КУЗЬМИЧ: Это лучше. Не так трясет. Впрочем, я никогда не летал.

АЛЕКСАНДРА СЕРГЕЕВНА (Шопотом Борису): Боря, сходи же, поищи Наташу. Что за бестактность, в самом деле! (Климову): Еще чаю?

КЛИМОВ: Нет, спасибо (входит Вера).

АЛЕКСАНДРА СЕРГЕЕВНА: Вера, можно убирать (Вера и Александра Сергеевна убирают со стола).

БОРИС: Так я, мама, поищу (уходит),

КЛИМОВ: А хорошо тут у вас, Федор Федорович. Чудный воздух, масса зелени. Мне как-то раньше никогда не приходилось бывать в Переделкине, хотя я и коренной москвич.

ШИРОКОВ: Место, Женя, великолепное. Можно, я вас буду звать Женей?

КЛИМОВ: Конечно, конечно…

ШИРОКОВ: Место, в своем роде, «аристократическое». Здесь живут генералы, вроде меня, адмиралы, композиторы, писатели, художники. В войну часть дач сгорела, но мы быстро отстроились. Так вы совсем на родину-то?

КЛИМОВ: Не знаю. Вот жду нового назначения. По всей вероятности, останусь здесь, при Мининделе.

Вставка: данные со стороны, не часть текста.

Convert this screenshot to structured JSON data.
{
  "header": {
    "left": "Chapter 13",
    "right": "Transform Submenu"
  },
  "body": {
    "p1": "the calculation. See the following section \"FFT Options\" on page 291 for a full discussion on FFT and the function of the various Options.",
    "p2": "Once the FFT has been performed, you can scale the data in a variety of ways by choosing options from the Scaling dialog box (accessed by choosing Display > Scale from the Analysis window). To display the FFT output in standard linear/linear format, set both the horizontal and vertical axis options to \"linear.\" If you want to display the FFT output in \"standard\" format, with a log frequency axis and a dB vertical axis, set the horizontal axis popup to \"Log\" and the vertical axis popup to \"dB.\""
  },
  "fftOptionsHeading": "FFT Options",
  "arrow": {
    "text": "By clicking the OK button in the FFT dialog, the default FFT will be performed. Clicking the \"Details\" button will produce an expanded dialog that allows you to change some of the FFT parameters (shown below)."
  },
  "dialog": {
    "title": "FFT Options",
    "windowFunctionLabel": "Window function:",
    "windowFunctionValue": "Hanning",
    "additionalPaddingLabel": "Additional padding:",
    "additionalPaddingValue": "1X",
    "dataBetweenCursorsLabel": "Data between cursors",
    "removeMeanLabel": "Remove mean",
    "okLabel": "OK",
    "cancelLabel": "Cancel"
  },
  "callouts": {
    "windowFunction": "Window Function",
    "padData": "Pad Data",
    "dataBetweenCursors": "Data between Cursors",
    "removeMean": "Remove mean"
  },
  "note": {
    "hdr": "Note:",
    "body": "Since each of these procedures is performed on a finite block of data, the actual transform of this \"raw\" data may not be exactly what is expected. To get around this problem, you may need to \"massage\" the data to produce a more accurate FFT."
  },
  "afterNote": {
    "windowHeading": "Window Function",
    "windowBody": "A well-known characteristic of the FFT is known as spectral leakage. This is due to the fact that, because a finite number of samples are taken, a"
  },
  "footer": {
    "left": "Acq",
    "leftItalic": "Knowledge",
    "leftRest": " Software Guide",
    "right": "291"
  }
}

ШИРОКОВ (шутливо): Смотрите, заскучаете по Америке-то?

КЛИМОВ: Нет, Федор Федорович. Я в последнее время так заскучал по родине, что, по совести говоря, очень обрадовался вызову в Москву.

ШИРОКОВ: У вас здесь есть родственники?

КЛИМОВ: Нет. Никого нет. Братья убиты на фронте. Мать умерла в сорок третьем году. Отца потерял еще в детстве.

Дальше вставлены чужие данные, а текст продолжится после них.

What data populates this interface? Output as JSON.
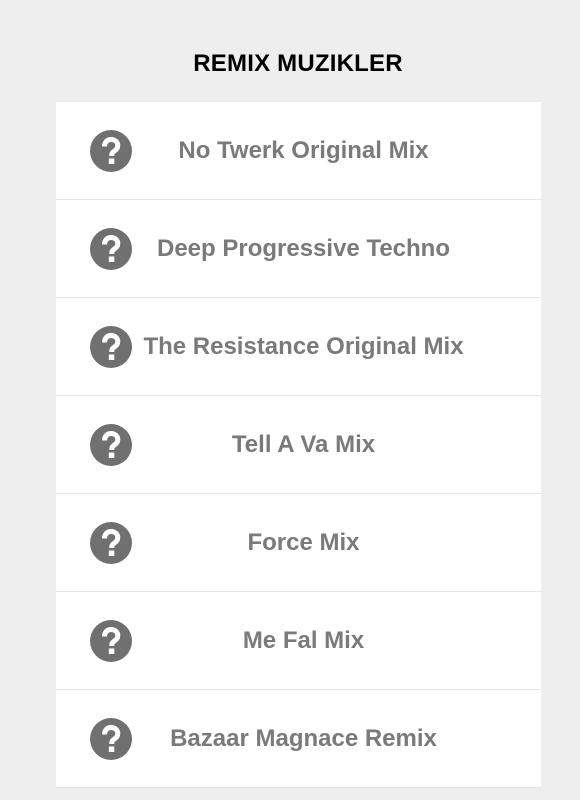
{
  "header": {
    "title": "REMIX MUZIKLER"
  },
  "list": {
    "items": [
      {
        "label": "No Twerk Original Mix",
        "icon": "question-circle-icon"
      },
      {
        "label": "Deep Progressive Techno",
        "icon": "question-circle-icon"
      },
      {
        "label": "The Resistance Original Mix",
        "icon": "question-circle-icon"
      },
      {
        "label": "Tell A Va Mix",
        "icon": "question-circle-icon"
      },
      {
        "label": "Force Mix",
        "icon": "question-circle-icon"
      },
      {
        "label": "Me Fal Mix",
        "icon": "question-circle-icon"
      },
      {
        "label": "Bazaar Magnace Remix",
        "icon": "question-circle-icon"
      }
    ]
  },
  "colors": {
    "background": "#eeeeee",
    "card": "#ffffff",
    "icon": "#707070",
    "label_text": "#7a7a7a",
    "title_text": "#000000",
    "divider": "#e6e6e6"
  }
}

ШИРОКОВ: Ну, а что в Америке?

КЛИМОВ: Да ничего. Все по-старому. Играют в бейсбол, смотрят голливудскую стряпню…

(Входят Александра Сергеевна и Наташа)

АЛЕКСАНДРА СЕРГЕЕВНА: А вот моя дочь Наташа

(Наташа и Климов долго пристально рассматривают друг друга).

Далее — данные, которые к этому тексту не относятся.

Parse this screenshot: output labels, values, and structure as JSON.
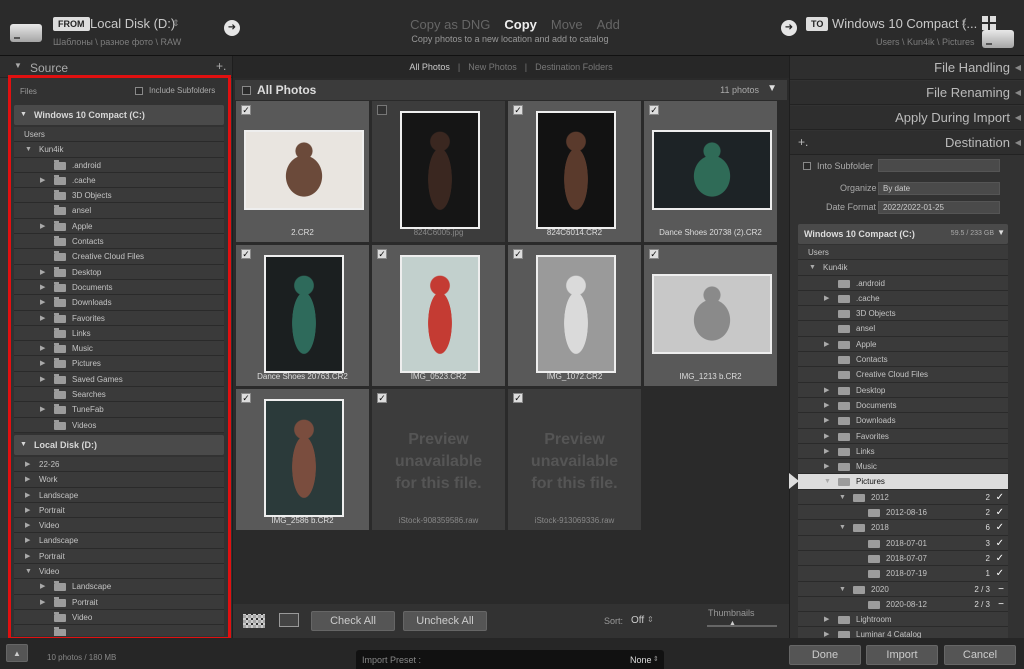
{
  "from": {
    "tag": "FROM",
    "name": "Local Disk (D:)",
    "path": "Шаблоны \\ разное фото \\ RAW"
  },
  "to": {
    "tag": "TO",
    "name": "Windows 10 Compact (...",
    "path": "Users \\ Kun4ik \\ Pictures"
  },
  "modes": [
    "Copy as DNG",
    "Copy",
    "Move",
    "Add"
  ],
  "mode_desc": "Copy photos to a new location and add to catalog",
  "source": {
    "title": "Source",
    "files_label": "Files",
    "include_subfolders": "Include Subfolders",
    "vol1": "Windows 10 Compact (C:)",
    "vol1_rows": [
      {
        "l": "Users",
        "d": 0,
        "t": ""
      },
      {
        "l": "Kun4ik",
        "d": 1,
        "t": "▼"
      },
      {
        "l": ".android",
        "d": 2,
        "t": ""
      },
      {
        "l": ".cache",
        "d": 2,
        "t": "▶"
      },
      {
        "l": "3D Objects",
        "d": 2,
        "t": ""
      },
      {
        "l": "ansel",
        "d": 2,
        "t": ""
      },
      {
        "l": "Apple",
        "d": 2,
        "t": "▶"
      },
      {
        "l": "Contacts",
        "d": 2,
        "t": ""
      },
      {
        "l": "Creative Cloud Files",
        "d": 2,
        "t": ""
      },
      {
        "l": "Desktop",
        "d": 2,
        "t": "▶"
      },
      {
        "l": "Documents",
        "d": 2,
        "t": "▶"
      },
      {
        "l": "Downloads",
        "d": 2,
        "t": "▶"
      },
      {
        "l": "Favorites",
        "d": 2,
        "t": "▶"
      },
      {
        "l": "Links",
        "d": 2,
        "t": ""
      },
      {
        "l": "Music",
        "d": 2,
        "t": "▶"
      },
      {
        "l": "Pictures",
        "d": 2,
        "t": "▶"
      },
      {
        "l": "Saved Games",
        "d": 2,
        "t": "▶"
      },
      {
        "l": "Searches",
        "d": 2,
        "t": ""
      },
      {
        "l": "TuneFab",
        "d": 2,
        "t": "▶"
      },
      {
        "l": "Videos",
        "d": 2,
        "t": ""
      }
    ],
    "vol2": "Local Disk (D:)",
    "vol2_rows": [
      {
        "l": "22-26",
        "d": 1,
        "t": "▶"
      },
      {
        "l": "Work",
        "d": 1,
        "t": "▶"
      },
      {
        "l": "Landscape",
        "d": 1,
        "t": "▶"
      },
      {
        "l": "Portrait",
        "d": 1,
        "t": "▶"
      },
      {
        "l": "Video",
        "d": 1,
        "t": "▶"
      },
      {
        "l": "Landscape",
        "d": 1,
        "t": "▶"
      },
      {
        "l": "Portrait",
        "d": 1,
        "t": "▶"
      },
      {
        "l": "Video",
        "d": 1,
        "t": "▼"
      },
      {
        "l": "Landscape",
        "d": 2,
        "t": "▶"
      },
      {
        "l": "Portrait",
        "d": 2,
        "t": "▶"
      },
      {
        "l": "Video",
        "d": 2,
        "t": ""
      },
      {
        "l": "",
        "d": 2,
        "t": ""
      }
    ]
  },
  "tabs": [
    "All Photos",
    "New Photos",
    "Destination Folders"
  ],
  "grid": {
    "title": "All Photos",
    "count": "11 photos",
    "preview_text": [
      "Preview",
      "unavailable",
      "for this file."
    ],
    "cells": [
      {
        "name": "2.CR2",
        "checked": true,
        "sel": true,
        "tw": 120,
        "th": 80,
        "bg": "#e9e5e0",
        "fig": "#6b4a3a",
        "prev": false
      },
      {
        "name": "824C6005.jpg",
        "checked": false,
        "sel": false,
        "tw": 80,
        "th": 118,
        "bg": "#151515",
        "fig": "#3a2720",
        "prev": false
      },
      {
        "name": "824C6014.CR2",
        "checked": true,
        "sel": true,
        "tw": 80,
        "th": 118,
        "bg": "#121212",
        "fig": "#5a3a2c",
        "prev": false
      },
      {
        "name": "Dance Shoes 20738 (2).CR2",
        "checked": true,
        "sel": true,
        "tw": 120,
        "th": 80,
        "bg": "#1d2326",
        "fig": "#2f6b57",
        "prev": false
      },
      {
        "name": "Dance Shoes 20763.CR2",
        "checked": true,
        "sel": true,
        "tw": 80,
        "th": 118,
        "bg": "#1b1f20",
        "fig": "#2e6a5b",
        "prev": false
      },
      {
        "name": "IMG_0523.CR2",
        "checked": true,
        "sel": true,
        "tw": 80,
        "th": 118,
        "bg": "#c2d0cd",
        "fig": "#c43b33",
        "prev": false
      },
      {
        "name": "IMG_1072.CR2",
        "checked": true,
        "sel": true,
        "tw": 80,
        "th": 118,
        "bg": "#9a9a9a",
        "fig": "#dadada",
        "prev": false
      },
      {
        "name": "IMG_1213 b.CR2",
        "checked": true,
        "sel": true,
        "tw": 120,
        "th": 80,
        "bg": "#c8c8c8",
        "fig": "#8a8a8a",
        "prev": false
      },
      {
        "name": "IMG_2586 b.CR2",
        "checked": true,
        "sel": true,
        "tw": 80,
        "th": 118,
        "bg": "#2b3a3a",
        "fig": "#7a4d3e",
        "prev": false
      },
      {
        "name": "iStock-908359586.raw",
        "checked": true,
        "sel": false,
        "tw": 0,
        "th": 0,
        "bg": "",
        "fig": "",
        "prev": true
      },
      {
        "name": "iStock-913069336.raw",
        "checked": true,
        "sel": false,
        "tw": 0,
        "th": 0,
        "bg": "",
        "fig": "",
        "prev": true
      }
    ]
  },
  "toolbar": {
    "check_all": "Check All",
    "uncheck_all": "Uncheck All",
    "sort_label": "Sort:",
    "sort_value": "Off",
    "thumbnails": "Thumbnails"
  },
  "right": {
    "sections": [
      "File Handling",
      "File Renaming",
      "Apply During Import",
      "Destination"
    ],
    "into_subfolder": "Into Subfolder",
    "organize_label": "Organize",
    "organize_value": "By date",
    "date_format_label": "Date Format",
    "date_format_value": "2022/2022-01-25",
    "vol": "Windows 10 Compact (C:)",
    "vol_size": "59.5 / 233 GB",
    "rows": [
      {
        "l": "Users",
        "d": 0,
        "t": "",
        "c": "",
        "k": "",
        "hl": false
      },
      {
        "l": "Kun4ik",
        "d": 1,
        "t": "▼",
        "c": "",
        "k": "",
        "hl": false
      },
      {
        "l": ".android",
        "d": 2,
        "t": "",
        "c": "",
        "k": "",
        "hl": false
      },
      {
        "l": ".cache",
        "d": 2,
        "t": "▶",
        "c": "",
        "k": "",
        "hl": false
      },
      {
        "l": "3D Objects",
        "d": 2,
        "t": "",
        "c": "",
        "k": "",
        "hl": false
      },
      {
        "l": "ansel",
        "d": 2,
        "t": "",
        "c": "",
        "k": "",
        "hl": false
      },
      {
        "l": "Apple",
        "d": 2,
        "t": "▶",
        "c": "",
        "k": "",
        "hl": false
      },
      {
        "l": "Contacts",
        "d": 2,
        "t": "",
        "c": "",
        "k": "",
        "hl": false
      },
      {
        "l": "Creative Cloud Files",
        "d": 2,
        "t": "",
        "c": "",
        "k": "",
        "hl": false
      },
      {
        "l": "Desktop",
        "d": 2,
        "t": "▶",
        "c": "",
        "k": "",
        "hl": false
      },
      {
        "l": "Documents",
        "d": 2,
        "t": "▶",
        "c": "",
        "k": "",
        "hl": false
      },
      {
        "l": "Downloads",
        "d": 2,
        "t": "▶",
        "c": "",
        "k": "",
        "hl": false
      },
      {
        "l": "Favorites",
        "d": 2,
        "t": "▶",
        "c": "",
        "k": "",
        "hl": false
      },
      {
        "l": "Links",
        "d": 2,
        "t": "▶",
        "c": "",
        "k": "",
        "hl": false
      },
      {
        "l": "Music",
        "d": 2,
        "t": "▶",
        "c": "",
        "k": "",
        "hl": false
      },
      {
        "l": "Pictures",
        "d": 2,
        "t": "▼",
        "c": "",
        "k": "",
        "hl": true
      },
      {
        "l": "2012",
        "d": 3,
        "t": "▼",
        "c": "2",
        "k": "✓",
        "hl": false
      },
      {
        "l": "2012-08-16",
        "d": 4,
        "t": "",
        "c": "2",
        "k": "✓",
        "hl": false
      },
      {
        "l": "2018",
        "d": 3,
        "t": "▼",
        "c": "6",
        "k": "✓",
        "hl": false
      },
      {
        "l": "2018-07-01",
        "d": 4,
        "t": "",
        "c": "3",
        "k": "✓",
        "hl": false
      },
      {
        "l": "2018-07-07",
        "d": 4,
        "t": "",
        "c": "2",
        "k": "✓",
        "hl": false
      },
      {
        "l": "2018-07-19",
        "d": 4,
        "t": "",
        "c": "1",
        "k": "✓",
        "hl": false
      },
      {
        "l": "2020",
        "d": 3,
        "t": "▼",
        "c": "2 / 3",
        "k": "−",
        "hl": false
      },
      {
        "l": "2020-08-12",
        "d": 4,
        "t": "",
        "c": "2 / 3",
        "k": "−",
        "hl": false
      },
      {
        "l": "Lightroom",
        "d": 2,
        "t": "▶",
        "c": "",
        "k": "",
        "hl": false
      },
      {
        "l": "Luminar 4 Catalog",
        "d": 2,
        "t": "▶",
        "c": "",
        "k": "",
        "hl": false
      }
    ]
  },
  "bottom": {
    "status": "10 photos / 180 MB",
    "import_preset_label": "Import Preset :",
    "import_preset_value": "None",
    "done": "Done",
    "import": "Import",
    "cancel": "Cancel"
  }
}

НАТАША: Здравствуйте, мистер Климов…

КЛИМОВ (улыбаясь): Здравствуйте. Почему же – «мистер» ?

НАТАША: Да ведь вы же из Америки. Вы русский-то язык не позабыли?

КЛИМОВ: Надеюсь, что не забыл. Впрочем, не мудрено, если бы и забыл – ведь я много лет уже заграницей.

НАТАША (отцу и матери): Удивительное дело: стоит нашим побывать заграницей, как первое, что они сообщают по приезде, это то, что они почти забыли родной язык.

АЛЕКСАНДРА СЕРГЕЕВНА (укоризненно): Наташа…

НАТАША (Климову): Да вы садитесь, пожалуйста. Второе, начинают ругать наши автомобили и хвалить всякие там Кадиллаки и Паккарды… Вы, конечно, привезли себе холодильник и стиральную машину?

ШИРОКОВ: Наташка!

КЛИМОВ: Нет. Я ничего себе не привез…

НАТАША: Вы – как мой отец. А жаль. Костя Симонов привез целых девять холодильников. Да вы, садитесь… Генерал Голиков три автомобиля.

АЛЕКСАНДРА СЕРГЕЕВНА: Евгений Осипович, вы ее не слушайте, ведь это всё болтовня. Американских и английских писателей читает в подлиннике, и любит их. Говорит по-французски…

НАТАША: Ни английского, ни французского языков не люблю.

АЛЕКСАНДРА СЕРГЕЕВНА: Ах, оставь, пожалуйста…

НАТАША (Климову): Вам пепельницу?

КЛИМОВ: Не трудитесь.

НАТАША (подает пепельницу): Вот. Вы совсем вернулись или только в отпуск?

КЛИМОВ: Нет, я отозван.

ШИРОКОВ: Ждет нового назначения.

КУЗЬМИЧ: Позвольте, товарищ Климов, не пришлось ли вам наблюдать в Америке взрыв атомной или водородной или еще какой-либо невероятной бомбы?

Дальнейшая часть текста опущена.